Sunday, November 2, 2014

What is an "expert report" required by the Texas statute governing health care liability claims?


The Texas Medical Liability Act requires a claimant asserting a health care liability claim to timely serve one or more expert reports addressing the conduct of each health care provider against whom a claim has been asserted. § 74.351(a). If a sufficient expert report is not filed within the requisite period specified, section 74.351(b) mandates the court enter an order dismissing that claim, with prejudice. As to the sufficiency of the report, section 74.351(l) provides a trial court "shall grant a motion challenging the adequacy of an expert report only if it appears to the court, after hearing, that the report does not represent an objective good faith effort to comply with the definition of an expert report . . . ." To qualify as an objective good faith effort the report must (1) inform the defendant of the specific conduct the claimant questions, and (2) provide a basis for the trial court to conclude there is a meritorious claim.
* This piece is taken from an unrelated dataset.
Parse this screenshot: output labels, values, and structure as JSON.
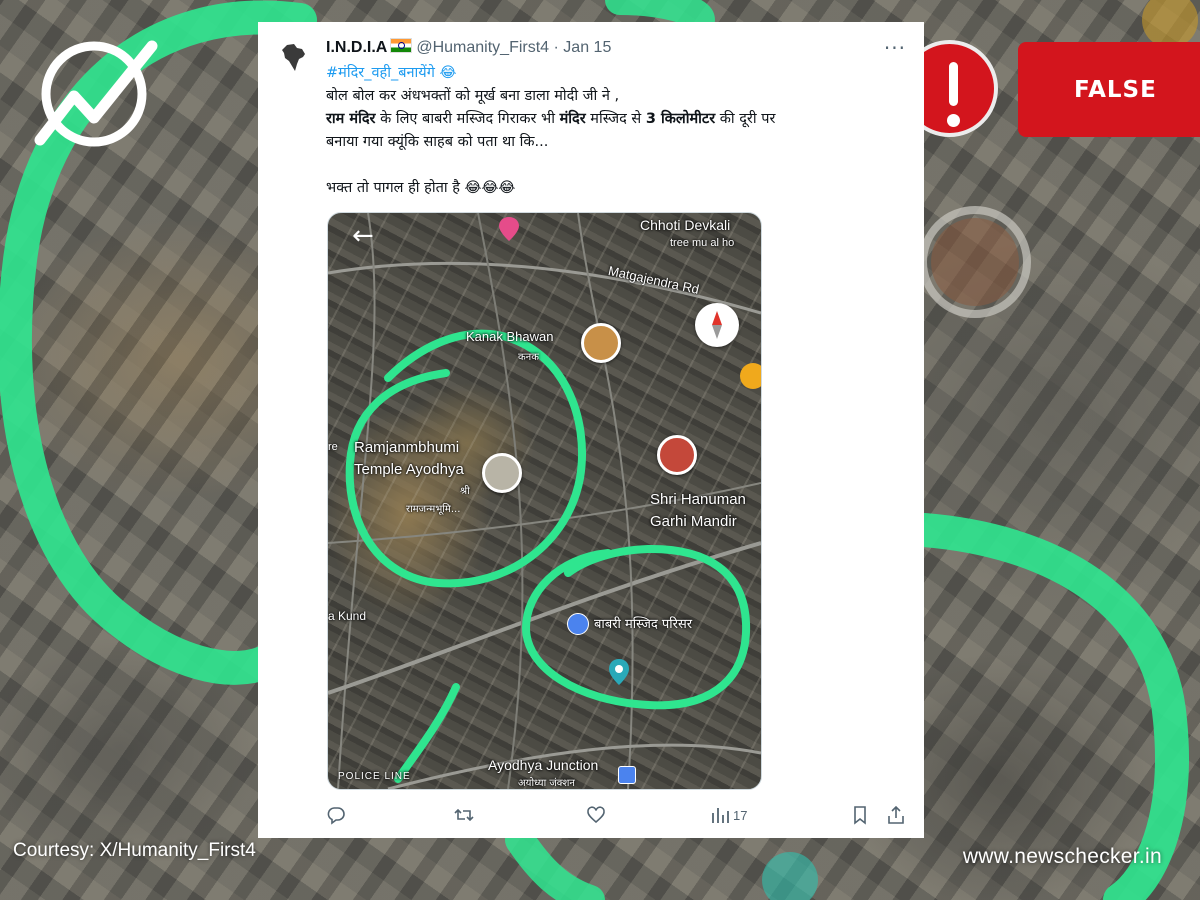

Loaisiga v. Cerda, 379 S.W.3d 248, 260 (Tex. 2012); Scoresby v. Santillan, 346 S.W.3d 546, 556 (Tex. 2011) (citing Palacios, 46 S.W.3d at 879).

An "expert report" is defined as a written report by an expert that provides a fair summary of the expert's opinions regarding (1) the applicable standards of care, (2) the manner in which the care rendered by the physician or health care provider fails to meet those standards and (3) the causal relationship between that failure and the injury, harm or damages claimed. See § 74.351(r)(6); see also TTHR Ltd. P'ship v. Moreno, 401 S.W.3d 41, 44 (Tex. 2013) (citing Palacios, 46 S.W.3d at 879); Certified EMS, Inc. v. Potts, 392 S.W.3d 625, 630 (Tex. 2013). The expert report must not be conclusory in its explanation of causation and it must explain the basis for the expert's causation opinions by linking the expert's conclusions to the facts. Bowie Mem'l Hosp. v. Wright, 79 S.W.3d 48, 52 (Tex. 2002); Palacios, 46 S.W.3d at 879; Wells v. Ashmore, 202 S.W.3d 465, 467 (Tex. App.-Amarillo 2006, no pet.). The report need not present evidence as if the plaintiff was actually litigating the merits, Palacios, 46 S.W.3d at 879, and there are no magic words required to establish causation. Bowie Mem'l Hosp., 79 S.W.3d at 53. "[A] report that satisfies these requirements, even if as to one theory only; entitle[s] the claimant to proceed with a suit against the physician or health care provider." Potts, 392 S.W.3d at 630.